Edito / Trop de salons, pas assez de navigateurs ?

La rentrée nautique est devenue une succession effrénée de salons, expositions et rendez-vous professionnels. Cannes, La Rochelle, Gênes, Barcelone, Fort Lauderdale, Le Crouesty, Marseille et Le Bourget vont accueillir un évènement d'ici la fin de l'année. Chaque mois ou presque, un nouvel événement revendique d'être le « carrefour » incontournable de la filière. Les stands se multiplient, les modèles aussi, les agendas se chevauchent. À première vue, cette abondance pourrait sembler rassurante : le nautisme se montre, se met en valeur, prouve qu'il reste attractif. Mais la question essentielle est ailleurs : parle-t-on encore vraiment aux consommateurs ?

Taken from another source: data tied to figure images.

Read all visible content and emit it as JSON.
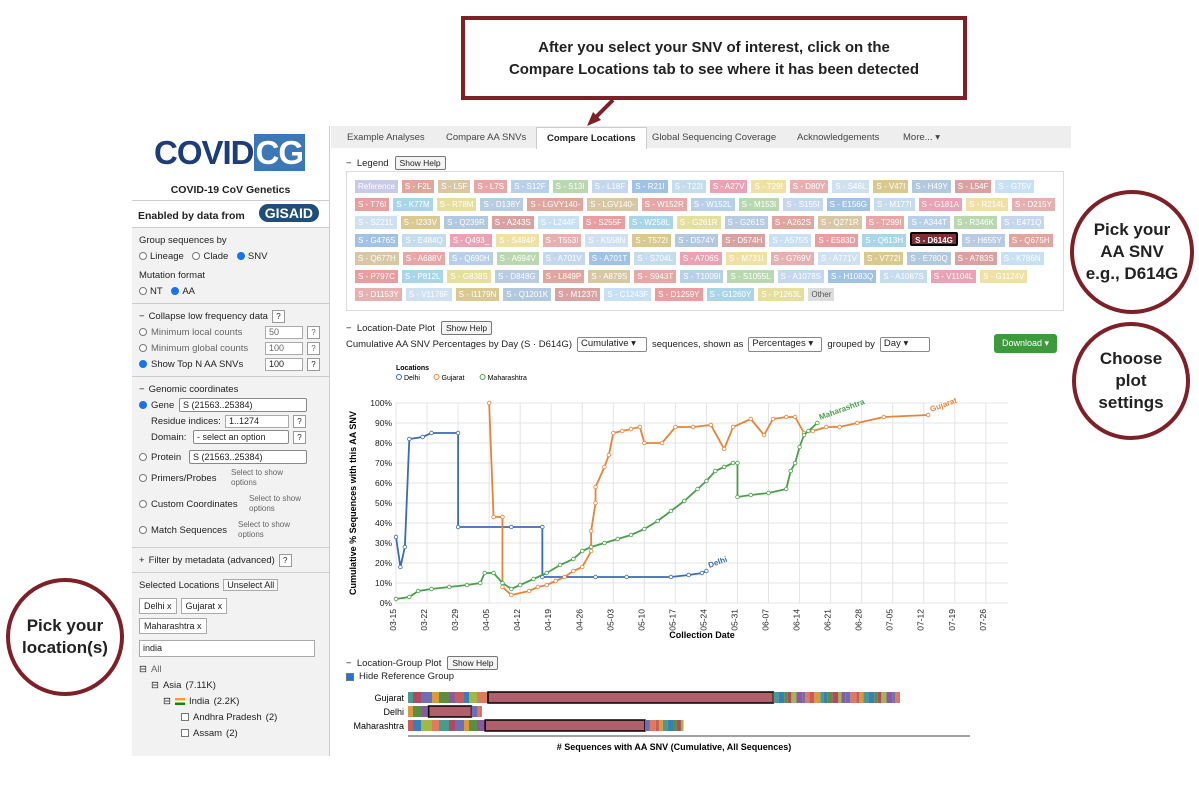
{
  "callouts": {
    "top_line1": "After you select your SNV of interest, click on the",
    "top_line2": "Compare Locations tab to see where it has been detected",
    "snv_line1": "Pick your",
    "snv_line2": "AA SNV",
    "snv_line3": "e.g., D614G",
    "plot_line1": "Choose",
    "plot_line2": "plot",
    "plot_line3": "settings",
    "loc_line1": "Pick your",
    "loc_line2": "location(s)"
  },
  "sidebar": {
    "logo": "COVID",
    "logo_cg": "CG",
    "subtitle": "COVID-19 CoV Genetics",
    "enabled_by": "Enabled by data from",
    "gisaid": "GISAID",
    "group_label": "Group sequences by",
    "group_options": [
      "Lineage",
      "Clade",
      "SNV"
    ],
    "mutation_label": "Mutation format",
    "mutation_options": [
      "NT",
      "AA"
    ],
    "collapse_label": "Collapse low frequency data",
    "min_local_label": "Minimum local counts",
    "min_local_value": "50",
    "min_global_label": "Minimum global counts",
    "min_global_value": "100",
    "topn_label": "Show Top N AA SNVs",
    "topn_value": "100",
    "genomic_label": "Genomic coordinates",
    "gene_label": "Gene",
    "gene_value": "S  (21563..25384)",
    "residue_label": "Residue indices:",
    "residue_value": "1..1274",
    "domain_label": "Domain:",
    "domain_value": "- select an option",
    "protein_label": "Protein",
    "protein_value": "S  (21563..25384)",
    "primers_label": "Primers/Probes",
    "custom_label": "Custom Coordinates",
    "match_label": "Match Sequences",
    "select_hint_1": "Select to show",
    "select_hint_2": "options",
    "filter_label": "Filter by metadata (advanced)",
    "selected_label": "Selected Locations",
    "unselect_all": "Unselect All",
    "selected_tags": [
      "Delhi",
      "Gujarat",
      "Maharashtra"
    ],
    "search_value": "india",
    "tree_all": "All",
    "tree_asia": "Asia",
    "tree_asia_count": "(7.11K)",
    "tree_india": "India",
    "tree_india_count": "(2.2K)",
    "tree_andhra": "Andhra Pradesh",
    "tree_andhra_count": "(2)",
    "tree_assam": "Assam",
    "tree_assam_count": "(2)"
  },
  "tabs": [
    "Example Analyses",
    "Compare AA SNVs",
    "Compare Locations",
    "Global Sequencing Coverage",
    "Acknowledgements",
    "More..."
  ],
  "legend": {
    "title": "Legend",
    "show_help": "Show Help",
    "items": [
      "Reference",
      "S - F2L",
      "S - L5F",
      "S - L7S",
      "S - S12F",
      "S - S13I",
      "S - L18F",
      "S - R21I",
      "S - T22I",
      "S - A27V",
      "S - T29I",
      "S - D80Y",
      "S - S46L",
      "S - V47I",
      "S - H49Y",
      "S - L54F",
      "S - G75V",
      "S - T76I",
      "S - K77M",
      "S - R78M",
      "S - D138Y",
      "S - LGVY140-",
      "S - LGV140-",
      "S - W152R",
      "S - W152L",
      "S - M153I",
      "S - S155I",
      "S - E156G",
      "S - M177I",
      "S - G181A",
      "S - R214L",
      "S - D215Y",
      "S - S221L",
      "S - I233V",
      "S - Q239R",
      "S - A243S",
      "S - L244F",
      "S - S255F",
      "S - W258L",
      "S - G261R",
      "S - G261S",
      "S - A262S",
      "S - Q271R",
      "S - T299I",
      "S - A344T",
      "S - R346K",
      "S - E471Q",
      "S - G476S",
      "S - E484Q",
      "S - Q493_",
      "S - S494P",
      "S - T553I",
      "S - K558N",
      "S - T572I",
      "S - D574Y",
      "S - D574H",
      "S - A575S",
      "S - E583D",
      "S - Q613H",
      "S - D614G",
      "S - H655Y",
      "S - Q675H",
      "S - Q677H",
      "S - A688V",
      "S - Q690H",
      "S - A694V",
      "S - A701V",
      "S - A701T",
      "S - S704L",
      "S - A706S",
      "S - M731I",
      "S - G769V",
      "S - A771V",
      "S - V772I",
      "S - E780Q",
      "S - A783S",
      "S - K786N",
      "S - P797C",
      "S - P812L",
      "S - G838S",
      "S - D848G",
      "S - L849P",
      "S - A879S",
      "S - S943T",
      "S - T1009I",
      "S - S1055L",
      "S - A1078S",
      "S - H1083Q",
      "S - A1087S",
      "S - V1104L",
      "S - G1124V",
      "S - D1153Y",
      "S - V1176F",
      "S - I1179N",
      "S - Q1201K",
      "S - M1237I",
      "S - C1243F",
      "S - D1259Y",
      "S - G1260Y",
      "S - P1263L",
      "Other"
    ],
    "selected": "S - D614G"
  },
  "location_date_plot": {
    "title": "Location-Date Plot",
    "show_help": "Show Help",
    "ctrl_prefix": "Cumulative AA SNV Percentages by Day (S · D614G)",
    "cumulative_value": "Cumulative",
    "ctrl_mid": "sequences, shown as",
    "percent_value": "Percentages",
    "ctrl_grouped": "grouped by",
    "group_value": "Day",
    "download": "Download"
  },
  "location_group_plot": {
    "title": "Location-Group Plot",
    "show_help": "Show Help",
    "hide_ref": "Hide Reference Group",
    "xlabel": "# Sequences with AA SNV (Cumulative, All Sequences)",
    "rows": [
      {
        "label": "Gujarat",
        "value": 1.0
      },
      {
        "label": "Delhi",
        "value": 0.15
      },
      {
        "label": "Maharashtra",
        "value": 0.56
      }
    ]
  },
  "colors": {
    "accent_dark_red": "#7d2027",
    "delhi": "#3b6bb5",
    "gujarat": "#e8833a",
    "maharashtra": "#4aa04a",
    "selected_snv": "#7d2e35"
  },
  "chart_data": {
    "type": "line",
    "ylabel": "Cumulative % Sequences with this AA SNV",
    "xlabel": "Collection Date",
    "legend_title": "Locations",
    "x_ticks": [
      "03-15",
      "03-22",
      "03-29",
      "04-05",
      "04-12",
      "04-19",
      "04-26",
      "05-03",
      "05-10",
      "05-17",
      "05-24",
      "05-31",
      "06-07",
      "06-14",
      "06-21",
      "06-28",
      "07-05",
      "07-12",
      "07-19",
      "07-26"
    ],
    "y_ticks": [
      "0%",
      "10%",
      "20%",
      "30%",
      "40%",
      "50%",
      "60%",
      "70%",
      "80%",
      "90%",
      "100%"
    ],
    "ylim": [
      0,
      100
    ],
    "series": [
      {
        "name": "Delhi",
        "points": [
          [
            0,
            33
          ],
          [
            1,
            18
          ],
          [
            2,
            28
          ],
          [
            3,
            82
          ],
          [
            6,
            83
          ],
          [
            8,
            85
          ],
          [
            14,
            85
          ],
          [
            14,
            38
          ],
          [
            26,
            38
          ],
          [
            33,
            38
          ],
          [
            33,
            13
          ],
          [
            45,
            13
          ],
          [
            52,
            13
          ],
          [
            62,
            13
          ],
          [
            66,
            14
          ],
          [
            69,
            15
          ],
          [
            70,
            16
          ]
        ]
      },
      {
        "name": "Gujarat",
        "points": [
          [
            21,
            100
          ],
          [
            22,
            43
          ],
          [
            24,
            43
          ],
          [
            24,
            8
          ],
          [
            26,
            4
          ],
          [
            30,
            6
          ],
          [
            32,
            8
          ],
          [
            34,
            9
          ],
          [
            36,
            11
          ],
          [
            38,
            13
          ],
          [
            40,
            16
          ],
          [
            42,
            18
          ],
          [
            44,
            26
          ],
          [
            44,
            36
          ],
          [
            45,
            50
          ],
          [
            45,
            58
          ],
          [
            47,
            68
          ],
          [
            48,
            74
          ],
          [
            49,
            85
          ],
          [
            51,
            86
          ],
          [
            53,
            87
          ],
          [
            55,
            88
          ],
          [
            56,
            80
          ],
          [
            60,
            80
          ],
          [
            63,
            88
          ],
          [
            67,
            88
          ],
          [
            71,
            89
          ],
          [
            74,
            77
          ],
          [
            76,
            88
          ],
          [
            80,
            92
          ],
          [
            83,
            84
          ],
          [
            85,
            92
          ],
          [
            88,
            93
          ],
          [
            90,
            93
          ],
          [
            92,
            85
          ],
          [
            94,
            86
          ],
          [
            97,
            88
          ],
          [
            100,
            88
          ],
          [
            104,
            90
          ],
          [
            110,
            93
          ],
          [
            120,
            94
          ]
        ]
      },
      {
        "name": "Maharashtra",
        "points": [
          [
            0,
            2
          ],
          [
            3,
            3
          ],
          [
            5,
            6
          ],
          [
            8,
            7
          ],
          [
            12,
            8
          ],
          [
            16,
            9
          ],
          [
            19,
            10
          ],
          [
            20,
            15
          ],
          [
            22,
            15
          ],
          [
            24,
            10
          ],
          [
            26,
            7
          ],
          [
            28,
            9
          ],
          [
            31,
            12
          ],
          [
            34,
            15
          ],
          [
            37,
            19
          ],
          [
            40,
            22
          ],
          [
            42,
            26
          ],
          [
            44,
            28
          ],
          [
            47,
            30
          ],
          [
            50,
            32
          ],
          [
            53,
            34
          ],
          [
            56,
            37
          ],
          [
            59,
            41
          ],
          [
            62,
            46
          ],
          [
            65,
            51
          ],
          [
            68,
            57
          ],
          [
            70,
            61
          ],
          [
            72,
            66
          ],
          [
            74,
            68
          ],
          [
            76,
            70
          ],
          [
            77,
            70
          ],
          [
            77,
            53
          ],
          [
            80,
            54
          ],
          [
            84,
            55
          ],
          [
            88,
            57
          ],
          [
            89,
            66
          ],
          [
            90,
            70
          ],
          [
            91,
            78
          ],
          [
            92,
            84
          ],
          [
            93,
            86
          ],
          [
            95,
            90
          ]
        ]
      }
    ]
  }
}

Les constructeurs et équipementiers rivalisent de présence, mais le visiteur qui franchit la passerelle d'un bateau neuf hésite de plus en plus. Coût de l'énergie, contraintes réglementaires, entretien, place de port, contexte politico-économique anxiogène : les freins à l'achat ou à la conservation d'un bateau sont bien réels. De plus, l'évolution à venir de la TAEMUP pourrait porter un préjudice notable sur la filière, qui n'a vraiment pas besoin de ça en ce moment.

Dans ce contexte, multiplier les salons sans redonner envie de naviguer revient à prêcher des convaincus dans des halls déjà saturés.

L'enjeu pour la filière ne devrait pas être seulement de remplir des calendriers, mais de recréer le désir. Le désir de partir, de lever l'ancre, de garder son bateau plutôt que de le mettre en vente au bout de quelques saisons. La plaisance ne peut se réduire à une offre technique : elle vit par l'émotion, la liberté, l'évasion qu'elle procure.

Certes, les salons sont des vitrines indispensables, mais ils doivent aussi redevenir des portes d'entrée pour de nouveaux publics. Comment initier les jeunes, rassurer les primo-acheteurs, convaincre les familles que posséder un voilier ou un hors-bord reste accessible et source de plaisir ? Comment rappeler aux propriétaires actuels qu'un bateau se vit, se transmet, et ne se consomme pas comme un bien jetable ?

Redonner envie de naviguer, c'est peut-être le vrai défi de la filière pour les années à venir. Les chantiers, les équipementiers, les ports de plaisance et les distributeurs ont une responsabilité commune : parler moins de mètres carrés d'exposition et plus d'heures passées en mer. Car au bout du compte, c'est le temps passé à naviguer qui fera revenir les clients, pas la multiplication des badges accrochés à leur cou.